The DIS word filter is used primarily to avoid certain words, but there are also some websites included for a variety of other reasons.

There are a number of sites that have been adversely affected by recent Google requirements and have asked the DIS to remove what they consider to be "unnatural" links to their website. In some cases, these links were placed by SEO companies hired by the sites to boost their traffic but most have been posted by DIS posters honestly trying to help other DIS posters. We have received requests to remove links in posts dating back over 10 years.
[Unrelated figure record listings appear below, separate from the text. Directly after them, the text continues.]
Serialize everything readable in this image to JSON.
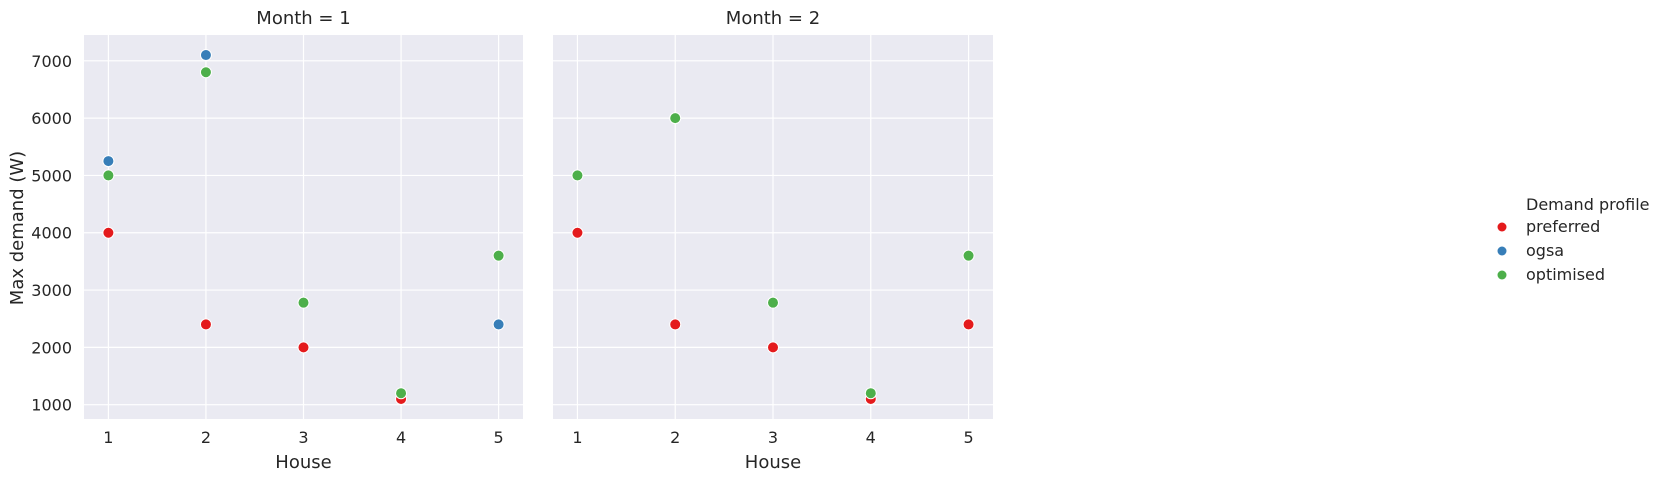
{
  "chart_data": {
    "type": "scatter",
    "facet_variable": "Month",
    "panels": [
      {
        "title": "Month = 1",
        "points": [
          {
            "series": "preferred",
            "x": 1,
            "y": 4000
          },
          {
            "series": "preferred",
            "x": 2,
            "y": 2400
          },
          {
            "series": "preferred",
            "x": 3,
            "y": 2000
          },
          {
            "series": "preferred",
            "x": 4,
            "y": 1100
          },
          {
            "series": "ogsa",
            "x": 1,
            "y": 5250
          },
          {
            "series": "ogsa",
            "x": 2,
            "y": 7100
          },
          {
            "series": "ogsa",
            "x": 5,
            "y": 2400
          },
          {
            "series": "optimised",
            "x": 1,
            "y": 5000
          },
          {
            "series": "optimised",
            "x": 2,
            "y": 6800
          },
          {
            "series": "optimised",
            "x": 3,
            "y": 2780
          },
          {
            "series": "optimised",
            "x": 4,
            "y": 1200
          },
          {
            "series": "optimised",
            "x": 5,
            "y": 3600
          }
        ]
      },
      {
        "title": "Month = 2",
        "points": [
          {
            "series": "preferred",
            "x": 1,
            "y": 4000
          },
          {
            "series": "preferred",
            "x": 2,
            "y": 2400
          },
          {
            "series": "preferred",
            "x": 3,
            "y": 2000
          },
          {
            "series": "preferred",
            "x": 4,
            "y": 1100
          },
          {
            "series": "preferred",
            "x": 5,
            "y": 2400
          },
          {
            "series": "optimised",
            "x": 1,
            "y": 5000
          },
          {
            "series": "optimised",
            "x": 2,
            "y": 6000
          },
          {
            "series": "optimised",
            "x": 3,
            "y": 2780
          },
          {
            "series": "optimised",
            "x": 4,
            "y": 1200
          },
          {
            "series": "optimised",
            "x": 5,
            "y": 3600
          }
        ]
      }
    ],
    "series": [
      {
        "name": "preferred",
        "color": "#e41a1c"
      },
      {
        "name": "ogsa",
        "color": "#377eb8"
      },
      {
        "name": "optimised",
        "color": "#4daf4a"
      }
    ],
    "legend_title": "Demand profile",
    "legend_position": "right",
    "xlabel": "House",
    "ylabel": "Max demand (W)",
    "x_ticks": [
      1,
      2,
      3,
      4,
      5
    ],
    "y_ticks": [
      1000,
      2000,
      3000,
      4000,
      5000,
      6000,
      7000
    ],
    "xlim": [
      0.75,
      5.25
    ],
    "ylim": [
      750,
      7450
    ],
    "grid": true,
    "background_color": "#eaeaf2",
    "grid_color": "#ffffff"
  }
}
Most of these can be easily done manually since there are only a few links at most from a site to deactivate. Most of these requests are for posts made 6 - 8 years ago.
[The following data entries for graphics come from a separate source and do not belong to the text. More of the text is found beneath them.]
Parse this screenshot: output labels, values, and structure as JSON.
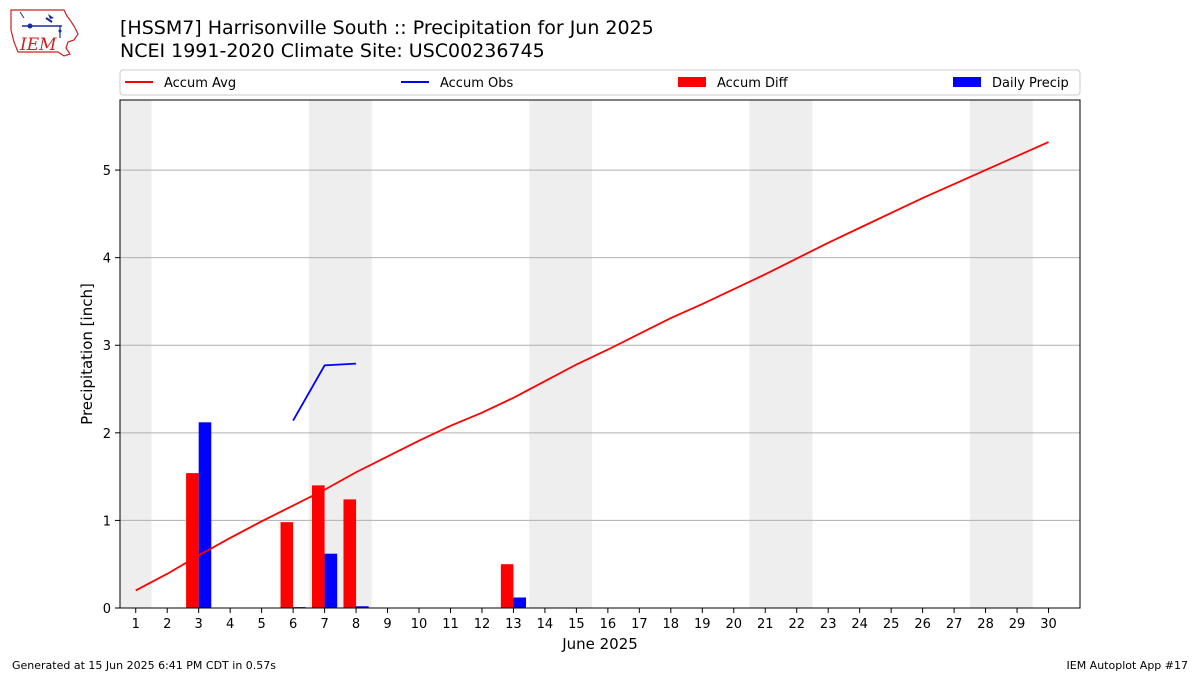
{
  "header": {
    "title_line1": "[HSSM7] Harrisonville South :: Precipitation for Jun 2025",
    "title_line2": "NCEI 1991-2020 Climate Site: USC00236745",
    "logo_text": "IEM"
  },
  "footer": {
    "generated": "Generated at 15 Jun 2025 6:41 PM CDT in 0.57s",
    "app": "IEM Autoplot App #17"
  },
  "colors": {
    "accum_avg": "#ff0000",
    "accum_obs": "#0000ff",
    "accum_diff": "#ff0000",
    "daily_precip": "#0000ff",
    "weekend_shade": "#eeeeee",
    "grid": "#b0b0b0"
  },
  "chart_data": {
    "type": "bar",
    "xlabel": "June 2025",
    "ylabel": "Precipitation [inch]",
    "xlim": [
      0.5,
      31
    ],
    "ylim": [
      0,
      5.8
    ],
    "x_ticks": [
      1,
      2,
      3,
      4,
      5,
      6,
      7,
      8,
      9,
      10,
      11,
      12,
      13,
      14,
      15,
      16,
      17,
      18,
      19,
      20,
      21,
      22,
      23,
      24,
      25,
      26,
      27,
      28,
      29,
      30
    ],
    "y_ticks": [
      0,
      1,
      2,
      3,
      4,
      5
    ],
    "grid": "horizontal",
    "legend_placement": "top",
    "legend": [
      "Accum Avg",
      "Accum Obs",
      "Accum Diff",
      "Daily Precip"
    ],
    "weekend_shading": [
      [
        0.5,
        1.5
      ],
      [
        6.5,
        8.5
      ],
      [
        13.5,
        15.5
      ],
      [
        20.5,
        22.5
      ],
      [
        27.5,
        29.5
      ]
    ],
    "series": [
      {
        "name": "Accum Avg",
        "kind": "line",
        "x": [
          1,
          2,
          3,
          4,
          5,
          6,
          7,
          8,
          9,
          10,
          11,
          12,
          13,
          14,
          15,
          16,
          17,
          18,
          19,
          20,
          21,
          22,
          23,
          24,
          25,
          26,
          27,
          28,
          29,
          30
        ],
        "values": [
          0.2,
          0.39,
          0.6,
          0.8,
          0.99,
          1.17,
          1.35,
          1.55,
          1.73,
          1.91,
          2.08,
          2.23,
          2.4,
          2.59,
          2.78,
          2.95,
          3.13,
          3.31,
          3.47,
          3.64,
          3.81,
          3.99,
          4.17,
          4.34,
          4.51,
          4.68,
          4.84,
          5.0,
          5.16,
          5.32
        ]
      },
      {
        "name": "Accum Obs",
        "kind": "line",
        "x": [
          6,
          7,
          8
        ],
        "values": [
          2.14,
          2.77,
          2.79
        ]
      },
      {
        "name": "Accum Diff",
        "kind": "bar",
        "x": [
          3,
          6,
          7,
          8,
          13
        ],
        "values": [
          1.54,
          0.98,
          1.4,
          1.24,
          0.5
        ]
      },
      {
        "name": "Daily Precip",
        "kind": "bar",
        "x": [
          3,
          6,
          7,
          8,
          13
        ],
        "values": [
          2.12,
          0.01,
          0.62,
          0.02,
          0.12
        ]
      }
    ]
  }
}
In a few cases (including a Cruise insurance site frequently mentioned here), the site has requested that all links to their site be removed. There were so many that it is impractical to individually remove the links - so adding them to our filter (at their request) was our only option.

To my knowledge, there has been no issue with that site on the DIS but the site has been filtered per their request.

For future reference - if you do post a link and it is replaced with ****, please do not try to bypass the filter by using spaces or other symbols.


----------



## sayhello

Thanks, Webmaster Doc.  I was wondering about this!

Sayhello


----------



## Sangeeta

Interesting, good to know.


----------



## Luv My Mouse

Yes, good to know! Looking forward to the cruise.


----------



## su_A_ve

Question - since the problem is with linking directly to them (and not about a competing business) why cannot it be named as "the full name dot com" for example? Assuming of course the filter doesn't pick it up...


----------



## PrincessShmoo

su_A_ve said:


> Question - since the problem is with linking directly to them (and not about a competing business) why cannot it be named as "the full name dot com" for example? Assuming of course the filter doesn't pick it up...



If you read the original post, it will answer that question:



WebmasterDoc said:


> The DIS word filter is used primarily to avoid certain words, but there are also some websites included for a variety of other reasons.
> 
> *There are a number of sites that have been adversely affected by recent Google requirements and have asked the DIS to remove what they consider to be "unnatural" links to their website.* In some cases, these links were placed by SEO companies hired by the sites to boost their traffic but most have been posted by DIS posters honestly trying to help other DIS posters. We have received requests to remove links in posts dating back over 10 years.
> 
> Most of these can be easily done manually since there are only a few links at most from a site to deactivate. Most of these requests are for posts made 6 - 8 years ago.
> 
> *In a few cases (including a Cruise insurance site frequently mentioned here), the site has requested that all links to their site be removed. There were so many that it is impractical to individually remove the links - so adding them to our filter (at their request) was our only option.*
> 
> To my knowledge, there has been no issue with that site on the DIS but the site has been filtered per their request.
> 
> For future reference - if you do post a link and it is replaced with ****, please do not try to bypass the filter by using spaces or other symbols.



They instituted the filter due to the massive number of posts that already included it.  It was impractical to manually remove them, or track down everyone who posted it and ask them to remove any such posts.

Using the format of spelling out the website to bypass the filter is also not allowed, as the site as specifically all such references to their site be removed.


----------



## randumb0

I wish I knew which site was being referenced


----------



## PrincessShmoo

randumb0 said:


> I wish I knew which site was being referenced


Just do a google search for "trip insurance comparison site"  You'll find several options there.

Besides the blocked one, I've also used https://www.squaremouth.com/ to find a policy.


----------



## Tigger2ntinkerbell

PrincessShmoo said:


> Just do a google search for "trip insurance comparison site"  You'll find several options there.
> 
> Besides the blocked one, I've also used http://sqaremouth.com/  to find a policy.


Just tried link and it's no longer valid.


----------



## randumb0

Tigger2ntinkerbell said:


> Just tried link and it's no longer valid.



It was a typo
http://www.squaremouth.com


----------



## PrincessShmoo

Tigger2ntinkerbell said:


> Just tried link and it's no longer valid.


I fixed it.


----------